Un jugement sec, sans appel. Lorsque les austères juges kényans, souvent jugés ridicules avec leur toge et leur perruque blanche, ont rendu leur verdict, c’est l’Afrique tout entière qui a frissonné : en toute indépendance, la Cour Suprême de justice a invalidé l’élection présidentielle du 8 août dernier qui avait donné la victoire à Uhuru Kenyatta, le président sortant.
En octobre prochain, les Kényans devront retourner aux urnes, les cartes seront rebattues et chacun espère qu’auront été corrigées les (...)

Un jugement sec, sans appel. Lorsque les austères juges kényans, souvent jugés ridicules avec leur toge et leur perruque blanche, ont rendu leur verdict, c’est l’Afrique tout entière qui a frissonné : en toute indépendance, la Cour Suprême de justice a invalidé l’élection présidentielle du 8 août dernier qui avait donné la victoire à Uhuru Kenyatta, le président sortant.

En octobre prochain, les Kényans devront retourner aux urnes, les cartes seront rebattues et chacun espère qu’auront été corrigées les irrégularités qui avaient marqué l’exercice précédent. Qui l’emportera ? Uhuru Kényatta, fils du premier président du pays son rival Raila Odinga, qui avait peine à croire à ce rebondissement ? A ce stade, l’issue des nouvelles élections est moins importante que le seul fait qu’elles puissent avoir lieu : cette invalidation de l’élection d’un chef d’Etat africain représente une première pour le continent.

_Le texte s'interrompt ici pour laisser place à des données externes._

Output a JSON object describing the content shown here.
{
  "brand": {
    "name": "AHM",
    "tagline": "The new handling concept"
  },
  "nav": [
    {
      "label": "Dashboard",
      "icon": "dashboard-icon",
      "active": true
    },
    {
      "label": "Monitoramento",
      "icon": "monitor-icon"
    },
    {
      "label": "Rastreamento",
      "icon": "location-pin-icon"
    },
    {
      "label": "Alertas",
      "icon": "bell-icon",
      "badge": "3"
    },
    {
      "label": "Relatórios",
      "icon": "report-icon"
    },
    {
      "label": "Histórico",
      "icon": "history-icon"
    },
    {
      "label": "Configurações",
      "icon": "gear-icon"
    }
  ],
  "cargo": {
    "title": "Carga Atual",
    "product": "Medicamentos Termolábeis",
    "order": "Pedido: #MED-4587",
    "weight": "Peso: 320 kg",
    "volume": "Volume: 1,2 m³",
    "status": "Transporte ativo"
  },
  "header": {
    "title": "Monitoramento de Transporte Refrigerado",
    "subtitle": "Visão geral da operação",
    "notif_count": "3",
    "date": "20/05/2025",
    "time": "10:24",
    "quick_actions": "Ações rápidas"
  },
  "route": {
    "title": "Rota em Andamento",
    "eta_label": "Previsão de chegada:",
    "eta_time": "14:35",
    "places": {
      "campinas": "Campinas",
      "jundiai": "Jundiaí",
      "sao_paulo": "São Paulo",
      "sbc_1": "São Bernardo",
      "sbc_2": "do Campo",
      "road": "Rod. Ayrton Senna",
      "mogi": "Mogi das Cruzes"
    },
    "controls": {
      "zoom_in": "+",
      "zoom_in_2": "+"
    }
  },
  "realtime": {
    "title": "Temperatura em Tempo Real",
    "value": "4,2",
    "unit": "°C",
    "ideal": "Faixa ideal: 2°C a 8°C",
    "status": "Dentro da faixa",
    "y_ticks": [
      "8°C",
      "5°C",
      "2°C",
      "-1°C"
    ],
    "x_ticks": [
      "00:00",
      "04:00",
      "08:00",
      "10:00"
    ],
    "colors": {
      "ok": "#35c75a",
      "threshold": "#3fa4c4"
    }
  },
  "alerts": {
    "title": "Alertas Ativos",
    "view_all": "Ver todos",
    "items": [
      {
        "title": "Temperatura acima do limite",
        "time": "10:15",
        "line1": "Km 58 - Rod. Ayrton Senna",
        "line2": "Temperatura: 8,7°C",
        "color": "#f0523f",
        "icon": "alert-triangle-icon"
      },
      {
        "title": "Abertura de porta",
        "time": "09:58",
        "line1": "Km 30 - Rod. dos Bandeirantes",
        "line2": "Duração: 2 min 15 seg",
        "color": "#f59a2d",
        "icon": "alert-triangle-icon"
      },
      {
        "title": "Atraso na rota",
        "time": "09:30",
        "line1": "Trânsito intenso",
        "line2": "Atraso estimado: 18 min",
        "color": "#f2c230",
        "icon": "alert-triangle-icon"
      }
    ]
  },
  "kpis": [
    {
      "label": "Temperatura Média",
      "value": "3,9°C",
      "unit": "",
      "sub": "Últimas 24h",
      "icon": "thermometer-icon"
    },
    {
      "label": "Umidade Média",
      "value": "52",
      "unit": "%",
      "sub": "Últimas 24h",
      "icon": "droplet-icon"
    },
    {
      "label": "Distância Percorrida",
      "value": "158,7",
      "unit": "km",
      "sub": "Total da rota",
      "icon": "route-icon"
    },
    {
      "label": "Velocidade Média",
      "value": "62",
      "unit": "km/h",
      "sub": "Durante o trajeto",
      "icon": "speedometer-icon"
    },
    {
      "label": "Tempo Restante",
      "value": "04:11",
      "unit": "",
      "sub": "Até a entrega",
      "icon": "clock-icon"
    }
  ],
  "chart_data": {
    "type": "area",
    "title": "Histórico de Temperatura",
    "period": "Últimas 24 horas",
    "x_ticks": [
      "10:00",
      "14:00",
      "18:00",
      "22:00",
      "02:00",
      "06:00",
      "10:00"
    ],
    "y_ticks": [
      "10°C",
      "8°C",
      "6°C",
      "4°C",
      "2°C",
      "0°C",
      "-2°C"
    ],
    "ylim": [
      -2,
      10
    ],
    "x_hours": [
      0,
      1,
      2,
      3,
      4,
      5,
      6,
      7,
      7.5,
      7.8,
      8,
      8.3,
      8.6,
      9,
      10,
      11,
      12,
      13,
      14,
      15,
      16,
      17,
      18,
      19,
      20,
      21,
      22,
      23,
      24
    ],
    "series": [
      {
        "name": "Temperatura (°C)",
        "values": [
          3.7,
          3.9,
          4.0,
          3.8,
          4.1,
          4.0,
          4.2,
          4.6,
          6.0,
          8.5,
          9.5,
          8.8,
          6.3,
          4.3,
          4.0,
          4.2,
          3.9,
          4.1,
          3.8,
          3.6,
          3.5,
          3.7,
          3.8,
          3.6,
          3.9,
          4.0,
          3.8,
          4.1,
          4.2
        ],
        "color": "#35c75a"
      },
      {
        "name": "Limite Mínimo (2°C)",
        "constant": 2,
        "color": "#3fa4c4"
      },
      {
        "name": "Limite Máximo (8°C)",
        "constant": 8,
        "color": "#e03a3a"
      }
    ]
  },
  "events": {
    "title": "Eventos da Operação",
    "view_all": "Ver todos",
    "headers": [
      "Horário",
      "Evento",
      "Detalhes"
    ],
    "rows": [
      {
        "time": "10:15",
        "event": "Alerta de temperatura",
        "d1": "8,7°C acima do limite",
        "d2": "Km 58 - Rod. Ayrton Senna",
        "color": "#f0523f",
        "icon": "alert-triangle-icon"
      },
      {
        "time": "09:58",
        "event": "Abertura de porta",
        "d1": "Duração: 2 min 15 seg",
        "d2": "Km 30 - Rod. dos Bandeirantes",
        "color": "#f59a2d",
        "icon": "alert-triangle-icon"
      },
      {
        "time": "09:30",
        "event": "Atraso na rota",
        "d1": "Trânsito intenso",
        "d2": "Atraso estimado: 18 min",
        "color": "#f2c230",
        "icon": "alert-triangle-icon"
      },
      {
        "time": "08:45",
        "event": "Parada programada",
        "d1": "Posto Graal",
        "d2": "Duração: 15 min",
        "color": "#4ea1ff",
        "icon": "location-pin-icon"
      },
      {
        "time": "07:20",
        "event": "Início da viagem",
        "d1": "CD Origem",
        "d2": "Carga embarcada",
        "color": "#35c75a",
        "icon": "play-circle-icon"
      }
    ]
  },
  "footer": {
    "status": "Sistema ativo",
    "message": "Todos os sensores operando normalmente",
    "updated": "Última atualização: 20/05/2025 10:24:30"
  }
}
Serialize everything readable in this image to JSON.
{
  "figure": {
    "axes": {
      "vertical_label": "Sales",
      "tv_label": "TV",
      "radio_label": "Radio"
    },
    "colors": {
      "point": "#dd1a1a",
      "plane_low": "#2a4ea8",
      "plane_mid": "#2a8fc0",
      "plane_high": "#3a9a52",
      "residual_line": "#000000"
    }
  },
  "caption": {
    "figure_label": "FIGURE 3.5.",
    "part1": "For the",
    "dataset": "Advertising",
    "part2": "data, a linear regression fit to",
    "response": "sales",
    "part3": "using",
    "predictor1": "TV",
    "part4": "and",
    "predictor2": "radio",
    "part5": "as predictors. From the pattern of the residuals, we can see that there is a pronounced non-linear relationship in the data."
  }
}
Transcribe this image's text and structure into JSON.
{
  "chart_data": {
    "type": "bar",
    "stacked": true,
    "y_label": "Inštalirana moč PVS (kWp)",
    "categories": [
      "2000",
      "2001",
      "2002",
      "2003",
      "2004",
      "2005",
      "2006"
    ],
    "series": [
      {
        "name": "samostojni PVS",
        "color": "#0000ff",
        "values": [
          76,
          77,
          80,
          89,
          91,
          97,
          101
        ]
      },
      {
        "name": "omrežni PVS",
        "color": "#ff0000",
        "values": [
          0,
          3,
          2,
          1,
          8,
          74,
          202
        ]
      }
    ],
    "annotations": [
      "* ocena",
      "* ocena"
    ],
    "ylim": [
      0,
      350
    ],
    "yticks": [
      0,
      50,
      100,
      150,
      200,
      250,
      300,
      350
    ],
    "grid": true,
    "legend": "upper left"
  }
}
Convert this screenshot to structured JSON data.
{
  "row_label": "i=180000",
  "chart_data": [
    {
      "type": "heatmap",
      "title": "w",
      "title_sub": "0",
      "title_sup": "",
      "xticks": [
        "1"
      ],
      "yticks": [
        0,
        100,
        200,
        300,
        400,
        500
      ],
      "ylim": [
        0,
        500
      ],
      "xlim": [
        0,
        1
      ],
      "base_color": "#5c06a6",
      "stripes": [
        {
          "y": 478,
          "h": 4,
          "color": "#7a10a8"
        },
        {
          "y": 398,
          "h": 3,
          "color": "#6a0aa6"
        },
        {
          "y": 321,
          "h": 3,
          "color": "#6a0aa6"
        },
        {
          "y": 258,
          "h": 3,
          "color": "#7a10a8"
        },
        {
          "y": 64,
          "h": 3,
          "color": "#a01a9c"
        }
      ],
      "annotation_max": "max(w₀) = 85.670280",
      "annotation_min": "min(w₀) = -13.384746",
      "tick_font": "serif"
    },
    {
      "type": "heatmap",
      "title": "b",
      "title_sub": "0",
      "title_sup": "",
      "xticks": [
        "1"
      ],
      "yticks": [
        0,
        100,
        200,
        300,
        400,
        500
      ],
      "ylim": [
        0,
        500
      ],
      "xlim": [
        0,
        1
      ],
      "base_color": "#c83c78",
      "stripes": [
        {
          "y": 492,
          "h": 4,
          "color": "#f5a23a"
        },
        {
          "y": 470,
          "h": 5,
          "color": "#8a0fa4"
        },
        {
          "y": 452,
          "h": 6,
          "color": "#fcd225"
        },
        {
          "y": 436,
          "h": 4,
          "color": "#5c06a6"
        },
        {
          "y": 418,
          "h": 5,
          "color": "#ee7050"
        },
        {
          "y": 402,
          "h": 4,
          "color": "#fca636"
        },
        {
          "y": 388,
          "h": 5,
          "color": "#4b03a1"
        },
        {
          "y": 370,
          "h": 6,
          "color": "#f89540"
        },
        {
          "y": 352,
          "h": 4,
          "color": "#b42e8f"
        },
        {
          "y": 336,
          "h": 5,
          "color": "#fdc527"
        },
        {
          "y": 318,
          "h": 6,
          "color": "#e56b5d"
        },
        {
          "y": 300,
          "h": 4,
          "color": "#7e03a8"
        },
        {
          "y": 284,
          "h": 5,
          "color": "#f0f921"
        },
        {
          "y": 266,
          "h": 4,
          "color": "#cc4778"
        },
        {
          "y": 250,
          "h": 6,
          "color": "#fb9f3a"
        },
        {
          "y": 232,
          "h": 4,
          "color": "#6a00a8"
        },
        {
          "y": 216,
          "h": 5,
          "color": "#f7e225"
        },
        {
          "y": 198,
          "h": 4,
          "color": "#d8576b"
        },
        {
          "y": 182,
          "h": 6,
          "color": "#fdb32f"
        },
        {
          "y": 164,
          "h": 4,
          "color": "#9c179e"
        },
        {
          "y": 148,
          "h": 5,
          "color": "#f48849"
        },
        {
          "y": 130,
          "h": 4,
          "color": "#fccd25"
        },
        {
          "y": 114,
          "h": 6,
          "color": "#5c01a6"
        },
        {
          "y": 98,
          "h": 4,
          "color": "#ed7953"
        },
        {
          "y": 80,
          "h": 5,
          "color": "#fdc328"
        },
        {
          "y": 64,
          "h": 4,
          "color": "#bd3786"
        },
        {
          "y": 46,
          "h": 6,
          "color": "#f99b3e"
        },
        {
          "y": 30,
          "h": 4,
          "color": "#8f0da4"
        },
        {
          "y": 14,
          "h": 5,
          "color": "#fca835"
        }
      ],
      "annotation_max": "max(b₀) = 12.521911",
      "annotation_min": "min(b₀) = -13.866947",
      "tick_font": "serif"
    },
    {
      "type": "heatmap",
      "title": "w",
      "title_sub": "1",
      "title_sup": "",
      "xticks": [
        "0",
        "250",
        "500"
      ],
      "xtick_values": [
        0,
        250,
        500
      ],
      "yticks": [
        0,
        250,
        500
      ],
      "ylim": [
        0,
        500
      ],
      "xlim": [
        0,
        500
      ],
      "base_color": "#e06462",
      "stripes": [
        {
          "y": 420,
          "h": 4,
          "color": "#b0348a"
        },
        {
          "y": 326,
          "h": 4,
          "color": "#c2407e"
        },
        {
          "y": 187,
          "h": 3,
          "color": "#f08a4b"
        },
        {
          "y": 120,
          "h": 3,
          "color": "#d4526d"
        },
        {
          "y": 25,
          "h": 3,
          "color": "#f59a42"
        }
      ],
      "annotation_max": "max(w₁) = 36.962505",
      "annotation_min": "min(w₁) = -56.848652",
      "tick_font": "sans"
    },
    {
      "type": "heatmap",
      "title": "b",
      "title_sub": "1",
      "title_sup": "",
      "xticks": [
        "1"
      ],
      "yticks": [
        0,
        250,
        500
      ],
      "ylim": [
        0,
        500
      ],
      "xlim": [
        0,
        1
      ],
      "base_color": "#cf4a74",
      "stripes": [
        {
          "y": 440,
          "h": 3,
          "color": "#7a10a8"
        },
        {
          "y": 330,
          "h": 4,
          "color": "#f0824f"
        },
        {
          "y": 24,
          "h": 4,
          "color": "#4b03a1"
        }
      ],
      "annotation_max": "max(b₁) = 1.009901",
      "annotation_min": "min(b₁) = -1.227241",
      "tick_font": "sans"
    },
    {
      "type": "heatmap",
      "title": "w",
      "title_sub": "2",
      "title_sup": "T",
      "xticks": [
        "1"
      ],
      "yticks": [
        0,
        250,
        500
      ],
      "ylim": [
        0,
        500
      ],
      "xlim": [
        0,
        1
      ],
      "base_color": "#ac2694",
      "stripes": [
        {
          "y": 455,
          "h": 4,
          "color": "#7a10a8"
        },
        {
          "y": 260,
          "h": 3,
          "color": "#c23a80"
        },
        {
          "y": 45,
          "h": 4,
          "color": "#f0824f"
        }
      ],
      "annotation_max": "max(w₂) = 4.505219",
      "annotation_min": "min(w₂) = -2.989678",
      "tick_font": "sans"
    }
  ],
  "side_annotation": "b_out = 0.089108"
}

Les « réalistes », les « connaisseurs de l’Afrique », si prompts à trouver des excuses aux scrutins truqués et à la loi du plus fort devront peut-être se faire une raison : la fameuse « exception africaine » en a pris un coup. Les juges kényans ont démontré qu’il n’était pas irréaliste de rêver d’une justice indépendante, de magistrats rendant leur verdict en toute liberté d’esprit, de peuples réussissant à faire respecter leur volonté réelle.
D’un bout à l’autre du continent, combien de fois n’a-t-il pas fallu s’incliner devant le verdict d’élections bâclées ou jouées d’avance, accepter l’indulgence des observateurs internationaux (hélas parfois mandatés par des institutions africaines ou des organisations internationales…) qui estimaient acceptables, « à l’aune de l’Afrique » des scrutins dont partout ailleurs ils auraient relevé les truquages, les intimidations, les violences.

Le verdict des juges kenyans est tombé à l’heure où, au Burundi, le président Nkurunziza prépare déjà son quatrième mandat, où le président Kagame vient de prêter serment en grande pompe après qu’un referendum voté à 99% l’ait autorisé à se représenter, où, en République « démocratique » du Congo, toutes les institutions, tous les élus sont frappés de péremption car les délais n’ont pas été respectés et les « dialogues » à répétition ont remplacé le libre choix des électeurs.

Qu’on ne s’y trompe pas : au Kenya rien n’est joué et partout ailleurs, les autocrates désireux de s’accrocher au pouvoir ont encore de beaux jours devant eux. Il n’empêche que le message venu du Kenya est clair : dans l’un des pays d’Afrique jugé parmi les plus corrompus, des hommes libres ont été capables de s’exprimer en âme et conscience. Un tel miracle, assorti à l’éveil d’une jeunesse de plus en plus éduquée et connectée, pourrait faire des vagues sur tout le continent.